Articles

Data visualisation

These are my notes from a data visualisation short course.

The idea is to go beyond the bar chart.

Using data...

  • to express ___ (i.e. beyond pure visualisation)
  • as material ... having of a physical sense
Goal: to make data accessible, memorable and impactful.

Algorithms need to be very explicit. When hand drawn, there's room for more experimentation.

The design/art is in the rules.

Pioneer (in a way): Sol Lewitt and his rule based drawings. He writes the rules, but someone else (the draftsmen) implement them. He's dead now, but his drawings are still being executed nowadays.

Another example: conditional design workbook.

To have in mind: Jacques Bertin's visual variables

  • shape
  • orientation
  • color
  • size
  • tone
  • location
Chart pioneer: William Playfair.

Sam Winston's data-based Drawing breath - infographic or art?

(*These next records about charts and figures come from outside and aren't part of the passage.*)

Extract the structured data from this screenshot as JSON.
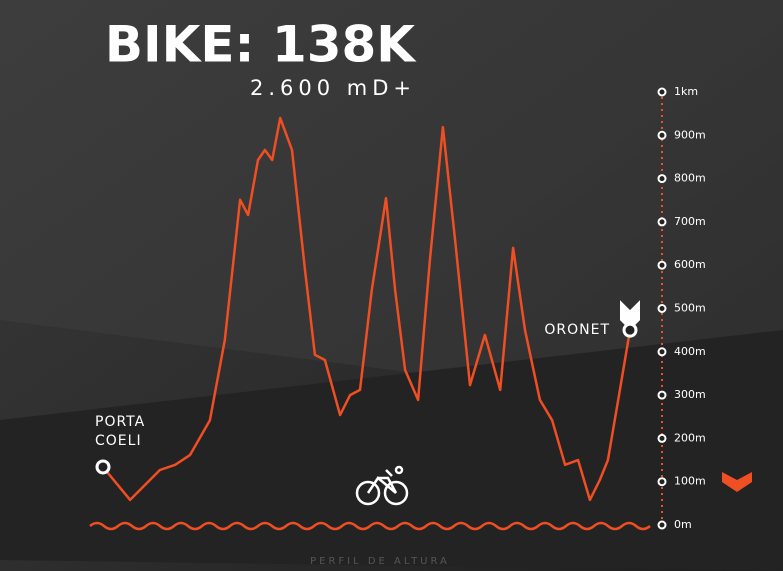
{
  "chart_data": {
    "type": "line",
    "title": "BIKE: 138K",
    "subtitle": "2.600 mD+",
    "footer": "PERFIL DE ALTURA",
    "start_label": [
      "PORTA",
      "COELI"
    ],
    "end_label": "ORONET",
    "color": "#f04e23",
    "xlim": [
      0,
      138
    ],
    "x": [
      0,
      7.1,
      14.9,
      18.9,
      22.8,
      28.0,
      31.9,
      35.9,
      38.0,
      40.6,
      42.4,
      44.3,
      46.4,
      49.5,
      52.9,
      55.5,
      58.1,
      62.1,
      64.7,
      67.3,
      70.4,
      74.1,
      76.5,
      79.1,
      82.5,
      85.6,
      89.0,
      92.2,
      96.1,
      100.0,
      104.0,
      107.4,
      110.5,
      114.4,
      117.6,
      121.0,
      124.4,
      127.5,
      130.1,
      132.2,
      134.9,
      138.0
    ],
    "values": [
      134,
      58,
      127,
      139,
      162,
      242,
      427,
      751,
      716,
      843,
      866,
      843,
      940,
      866,
      589,
      393,
      381,
      254,
      300,
      312,
      543,
      755,
      543,
      358,
      289,
      612,
      919,
      658,
      323,
      439,
      312,
      640,
      450,
      289,
      242,
      139,
      150,
      58,
      104,
      150,
      289,
      450
    ],
    "ylim": [
      0,
      1000
    ],
    "yticks": [
      {
        "value": 0,
        "label": "0m"
      },
      {
        "value": 100,
        "label": "100m"
      },
      {
        "value": 200,
        "label": "200m"
      },
      {
        "value": 300,
        "label": "300m"
      },
      {
        "value": 400,
        "label": "400m"
      },
      {
        "value": 500,
        "label": "500m"
      },
      {
        "value": 600,
        "label": "600m"
      },
      {
        "value": 700,
        "label": "700m"
      },
      {
        "value": 800,
        "label": "800m"
      },
      {
        "value": 900,
        "label": "900m"
      },
      {
        "value": 1000,
        "label": "1km"
      }
    ]
  }
}
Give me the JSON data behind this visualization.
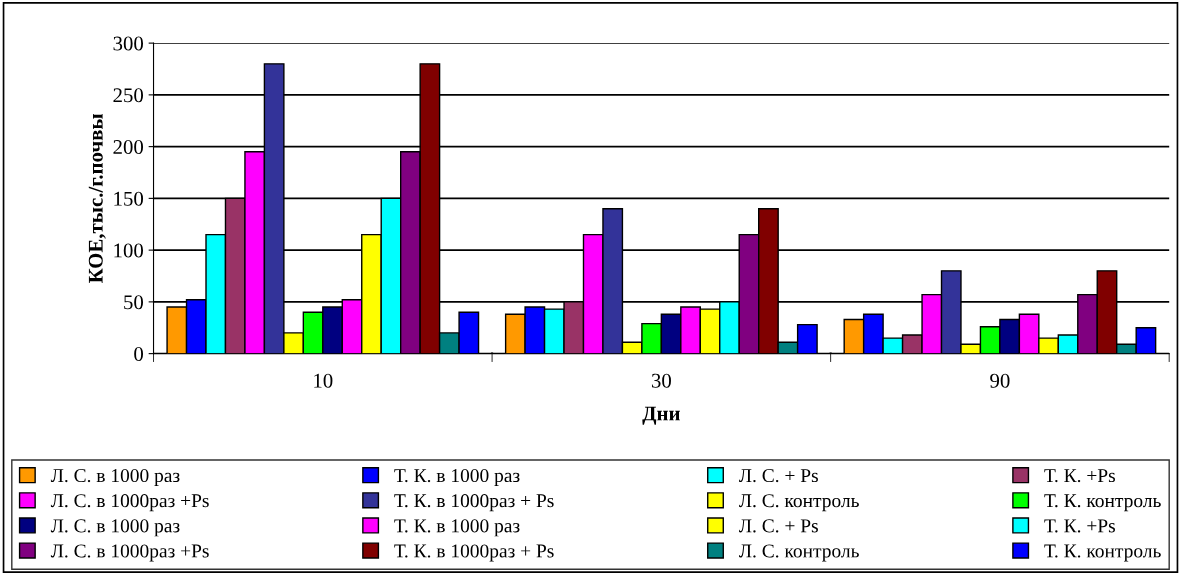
{
  "chart_data": {
    "type": "bar",
    "xlabel": "Дни",
    "ylabel": "КОЕ,тыс./г.почвы",
    "categories": [
      "10",
      "30",
      "90"
    ],
    "ylim": [
      0,
      300
    ],
    "yticks": [
      0,
      50,
      100,
      150,
      200,
      250,
      300
    ],
    "grid": "y",
    "legend": "bottom",
    "series": [
      {
        "name": "Л. С. в 1000 раз",
        "color": "#ff9900",
        "values": [
          45,
          38,
          33
        ]
      },
      {
        "name": "Т. К. в 1000 раз",
        "color": "#0000ff",
        "values": [
          52,
          45,
          38
        ]
      },
      {
        "name": "Л. С. + Ps",
        "color": "#00ffff",
        "values": [
          115,
          43,
          15
        ]
      },
      {
        "name": "Т. К. +Ps",
        "color": "#993366",
        "values": [
          150,
          50,
          18
        ]
      },
      {
        "name": "Л. С. в 1000раз +Ps",
        "color": "#ff00ff",
        "values": [
          195,
          115,
          57
        ]
      },
      {
        "name": "Т. К. в 1000раз + Ps",
        "color": "#333399",
        "values": [
          280,
          140,
          80
        ]
      },
      {
        "name": "Л. С. контроль",
        "color": "#ffff00",
        "values": [
          20,
          11,
          9
        ]
      },
      {
        "name": "Т. К. контроль",
        "color": "#00ff00",
        "values": [
          40,
          29,
          26
        ]
      },
      {
        "name": "Л. С. в 1000 раз",
        "color": "#000080",
        "values": [
          45,
          38,
          33
        ]
      },
      {
        "name": "Т. К. в 1000 раз",
        "color": "#ff00ff",
        "values": [
          52,
          45,
          38
        ]
      },
      {
        "name": "Л. С. + Ps",
        "color": "#ffff00",
        "values": [
          115,
          43,
          15
        ]
      },
      {
        "name": "Т. К. +Ps",
        "color": "#00ffff",
        "values": [
          150,
          50,
          18
        ]
      },
      {
        "name": "Л. С. в 1000раз +Ps",
        "color": "#800080",
        "values": [
          195,
          115,
          57
        ]
      },
      {
        "name": "Т. К. в 1000раз + Ps",
        "color": "#800000",
        "values": [
          280,
          140,
          80
        ]
      },
      {
        "name": "Л. С. контроль",
        "color": "#008080",
        "values": [
          20,
          11,
          9
        ]
      },
      {
        "name": "Т. К. контроль",
        "color": "#0000ff",
        "values": [
          40,
          28,
          25
        ]
      }
    ]
  }
}
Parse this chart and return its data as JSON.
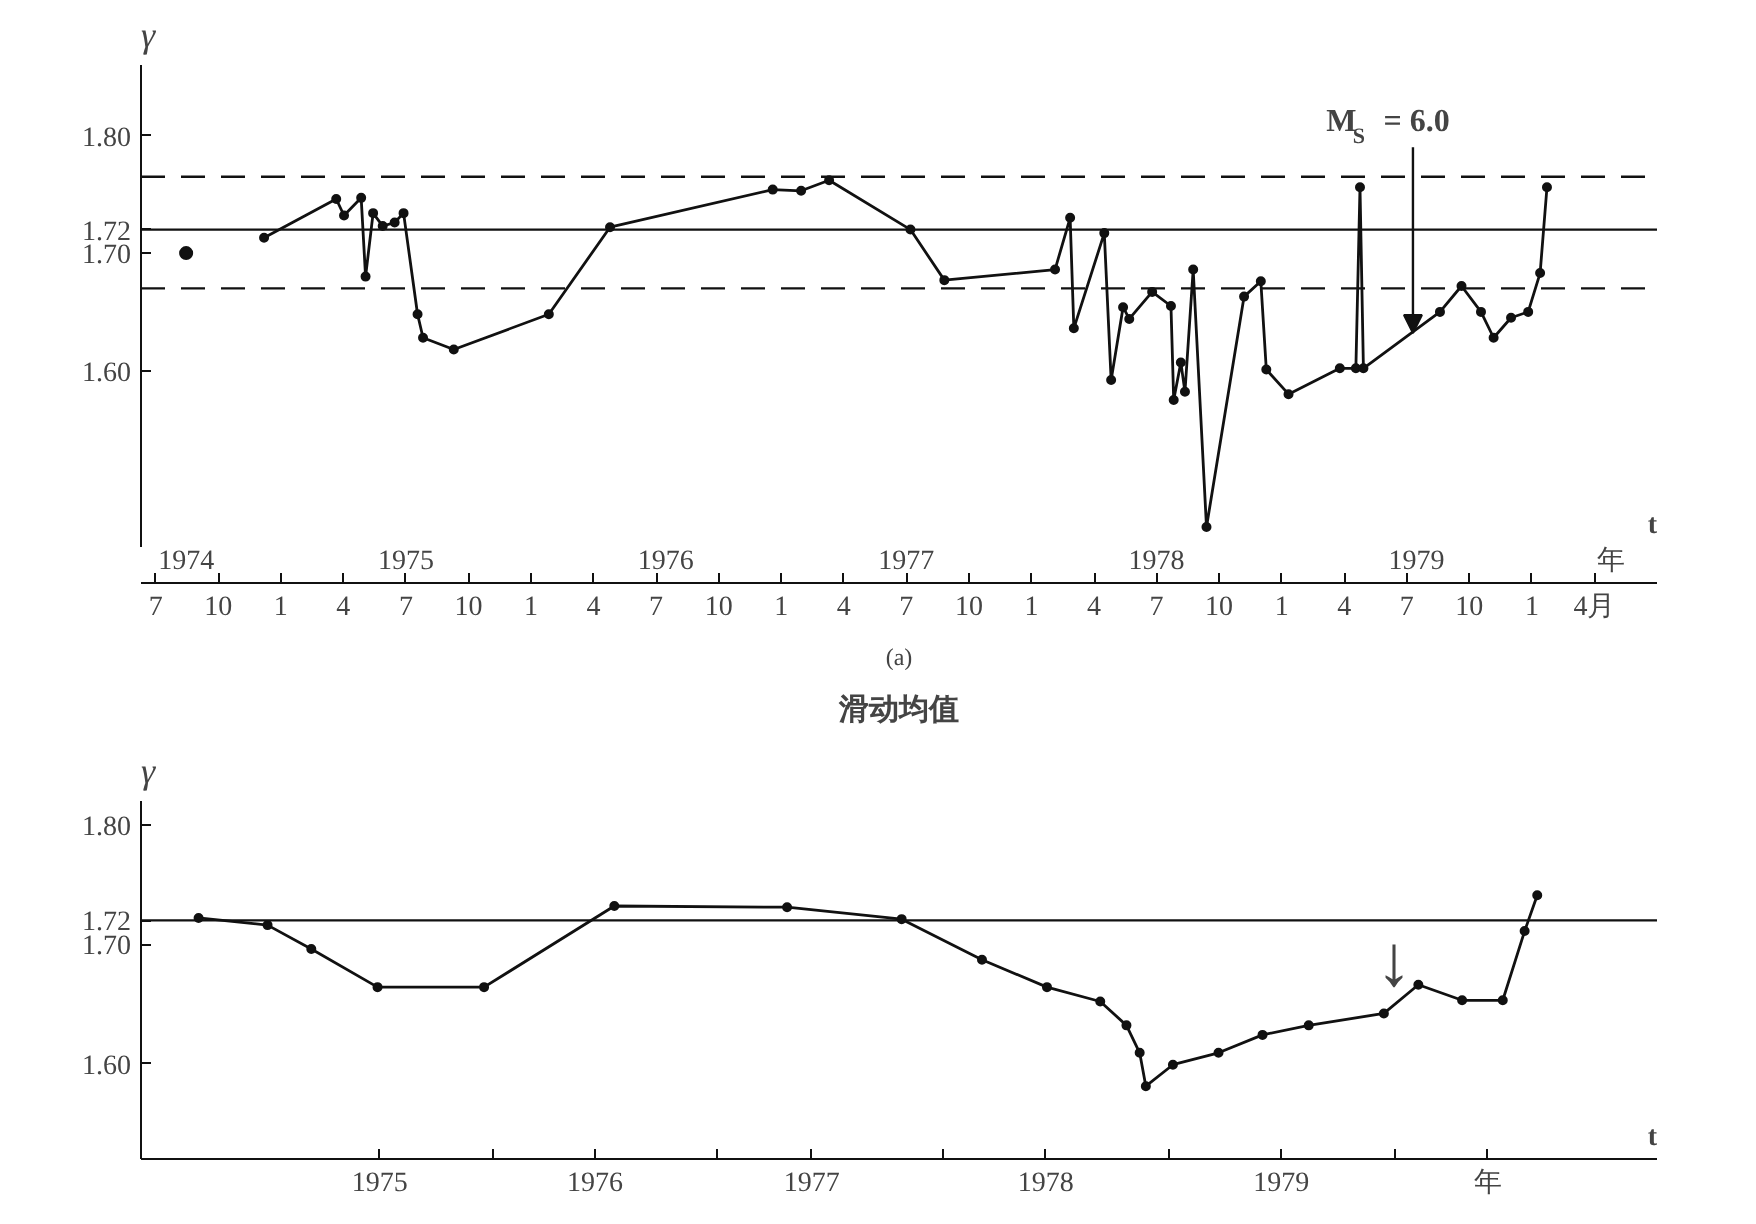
{
  "chart_data": [
    {
      "type": "line",
      "xlabel": "t",
      "ylabel": "γ",
      "x": [
        "1974-12-07",
        "1975-03-21",
        "1975-04-02",
        "1975-04-27",
        "1975-05-03",
        "1975-05-14",
        "1975-05-28",
        "1975-06-15",
        "1975-06-28",
        "1975-07-18",
        "1975-07-26",
        "1975-09-10",
        "1976-01-27",
        "1976-04-25",
        "1976-12-19",
        "1977-01-30",
        "1977-03-10",
        "1977-07-07",
        "1977-08-26",
        "1978-02-05",
        "1978-02-27",
        "1978-03-02",
        "1978-04-16",
        "1978-04-26",
        "1978-05-13",
        "1978-05-22",
        "1978-06-25",
        "1978-07-22",
        "1978-07-26",
        "1978-08-06",
        "1978-08-12",
        "1978-08-24",
        "1978-09-13",
        "1978-11-07",
        "1978-12-01",
        "1978-12-09",
        "1979-01-11",
        "1979-03-25",
        "1979-04-18",
        "1979-04-24",
        "1979-04-29",
        "1979-08-19",
        "1979-09-20",
        "1979-10-18",
        "1979-11-06",
        "1979-12-01",
        "1979-12-26",
        "1980-01-13",
        "1980-01-23"
      ],
      "series": [
        {
          "type": "scatter",
          "color": "#111111",
          "x": [
            "1974-08-15"
          ],
          "values": [
            1.7
          ]
        },
        {
          "color": "#111111",
          "values": [
            1.713,
            1.746,
            1.732,
            1.747,
            1.68,
            1.734,
            1.723,
            1.726,
            1.734,
            1.648,
            1.628,
            1.618,
            1.648,
            1.722,
            1.754,
            1.753,
            1.762,
            1.72,
            1.677,
            1.686,
            1.73,
            1.636,
            1.717,
            1.592,
            1.654,
            1.644,
            1.667,
            1.655,
            1.575,
            1.607,
            1.582,
            1.686,
            1.467,
            1.663,
            1.676,
            1.601,
            1.58,
            1.602,
            1.602,
            1.756,
            1.602,
            1.65,
            1.672,
            1.65,
            1.628,
            1.645,
            1.65,
            1.683,
            1.756
          ]
        }
      ],
      "xlim": [
        "1974-06-10",
        "1980-07-01"
      ],
      "ylim": [
        1.45,
        1.86
      ],
      "xticks": [
        {
          "value": "1974-07",
          "label": "7"
        },
        {
          "value": "1974-10",
          "label": "10"
        },
        {
          "value": "1975-01",
          "label": "1"
        },
        {
          "value": "1975-04",
          "label": "4"
        },
        {
          "value": "1975-07",
          "label": "7"
        },
        {
          "value": "1975-10",
          "label": "10"
        },
        {
          "value": "1976-01",
          "label": "1"
        },
        {
          "value": "1976-04",
          "label": "4"
        },
        {
          "value": "1976-07",
          "label": "7"
        },
        {
          "value": "1976-10",
          "label": "10"
        },
        {
          "value": "1977-01",
          "label": "1"
        },
        {
          "value": "1977-04",
          "label": "4"
        },
        {
          "value": "1977-07",
          "label": "7"
        },
        {
          "value": "1977-10",
          "label": "10"
        },
        {
          "value": "1978-01",
          "label": "1"
        },
        {
          "value": "1978-04",
          "label": "4"
        },
        {
          "value": "1978-07",
          "label": "7"
        },
        {
          "value": "1978-10",
          "label": "10"
        },
        {
          "value": "1979-01",
          "label": "1"
        },
        {
          "value": "1979-04",
          "label": "4"
        },
        {
          "value": "1979-07",
          "label": "7"
        },
        {
          "value": "1979-10",
          "label": "10"
        },
        {
          "value": "1980-01",
          "label": "1"
        },
        {
          "value": "1980-04",
          "label": "4月"
        }
      ],
      "x2lim": [
        "1974-06-10",
        "1980-07-01"
      ],
      "x2ticks": [
        {
          "value": "1974-08-15",
          "label": "1974"
        },
        {
          "value": "1975-07-01",
          "label": "1975"
        },
        {
          "value": "1976-07-15",
          "label": "1976"
        },
        {
          "value": "1977-07-01",
          "label": "1977"
        },
        {
          "value": "1978-07-01",
          "label": "1978"
        },
        {
          "value": "1979-07-15",
          "label": "1979"
        },
        {
          "value": "1980-04-25",
          "label": "年"
        }
      ],
      "yticks": [
        {
          "value": 1.6,
          "label": "1.60"
        },
        {
          "value": 1.7,
          "label": "1.70"
        },
        {
          "value": 1.72,
          "label": "1.72"
        },
        {
          "value": 1.8,
          "label": "1.80"
        }
      ],
      "ref_lines": [
        {
          "axis": "y",
          "value": 1.72,
          "color": "#111111",
          "line_style": "solid"
        },
        {
          "axis": "y",
          "value": 1.765,
          "color": "#111111",
          "line_style": "dashed"
        },
        {
          "axis": "y",
          "value": 1.67,
          "color": "#111111",
          "line_style": "dashed"
        }
      ],
      "annotations": [
        {
          "text": "M$_{S}$ = 6.0",
          "x": "1979-07-10",
          "y": 1.632
        },
        "(a)"
      ],
      "marker": "circle",
      "line_style": "solid"
    },
    {
      "type": "line",
      "title": "滑动均值",
      "xlabel": "t",
      "ylabel": "γ",
      "x": [
        "1974-09-12",
        "1975-01-02",
        "1975-03-12",
        "1975-06-28",
        "1975-12-18",
        "1976-07-16",
        "1977-04-22",
        "1977-10-25",
        "1978-03-03",
        "1978-06-17",
        "1978-09-12",
        "1978-10-24",
        "1978-11-15",
        "1978-11-25",
        "1979-01-08",
        "1979-03-21",
        "1979-06-01",
        "1979-08-15",
        "1979-12-15",
        "1980-02-10",
        "1980-04-20",
        "1980-06-25",
        "1980-07-30",
        "1980-08-20"
      ],
      "series": [
        {
          "color": "#111111",
          "values": [
            1.722,
            1.716,
            1.696,
            1.664,
            1.664,
            1.732,
            1.731,
            1.721,
            1.687,
            1.664,
            1.652,
            1.632,
            1.609,
            1.581,
            1.599,
            1.609,
            1.624,
            1.632,
            1.642,
            1.666,
            1.653,
            1.653,
            1.711,
            1.741
          ]
        }
      ],
      "xlim": [
        "1974-06-10",
        "1981-03-01"
      ],
      "ylim": [
        1.52,
        1.82
      ],
      "xticks": [
        {
          "value": "1975-07-01",
          "label": "1975"
        },
        {
          "value": "1976-01",
          "label": null
        },
        {
          "value": "1976-06-15",
          "label": "1976"
        },
        {
          "value": "1977-01",
          "label": null
        },
        {
          "value": "1977-06-01",
          "label": "1977"
        },
        {
          "value": "1978-01",
          "label": null
        },
        {
          "value": "1978-06-15",
          "label": "1978"
        },
        {
          "value": "1979-01",
          "label": null
        },
        {
          "value": "1979-07-01",
          "label": "1979"
        },
        {
          "value": "1980-01",
          "label": null
        },
        {
          "value": "1980-06-01",
          "label": "年"
        }
      ],
      "yticks": [
        {
          "value": 1.6,
          "label": "1.60"
        },
        {
          "value": 1.7,
          "label": "1.70"
        },
        {
          "value": 1.72,
          "label": "1.72"
        },
        {
          "value": 1.8,
          "label": "1.80"
        }
      ],
      "ref_lines": [
        {
          "axis": "y",
          "value": 1.72,
          "color": "#111111",
          "line_style": "solid"
        }
      ],
      "annotations": [
        {
          "text": "↓",
          "x": "1980-01-01",
          "y": 1.649
        }
      ],
      "marker": "circle",
      "line_style": "solid"
    }
  ]
}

Also to have in mind: Gestalt's principles. For clarity, legibility.

  • Proximity
  • Similarity
  • Continuity
  • Closure
  • Connectedness

Timed / warm up exercises

  1. Mark making / fearless drawing, 5 minutes
  2. Creativity within the rules: within a circle (outline) draw 100 non straight lines (A reduced interpretation of Sol Lewitt's Drawing #1099)
  3. Visual variable brainstorming (by Santiago Ortiz) - come with as many ways to visualise the relation between two values: 37 and 75
  4. Continue a progression
  5. Data 'gesture drawing'

How to data visualise

  1. Find patterns of data and determine data structure. What are the categories? The number of entries in the category? Bands?
  2. Sketch / experiment. Not being precise, but more about how could it look? Legibility vs aesthetics? Depends on the context: is it for an art gallery? Is it for a newspapers article? Is it for a bank extract?
  3. Set the rules
  4. Test data scenarios - will the rules work in all situations?

    1. Make sure the design system (the rules) work with the largest category first.
    2. Refine rules with consideration to legibility - use Gestalt principles
    3. Does the system work from a distance?
  5. Create final drawing (by hand) or bring into computer. If interactive--how would you let someone filter info?
Organise data to communicate our focus.

Comparing different icons of different sizes is bad. A solution can be to put them inside circles, which are easier to compare visually.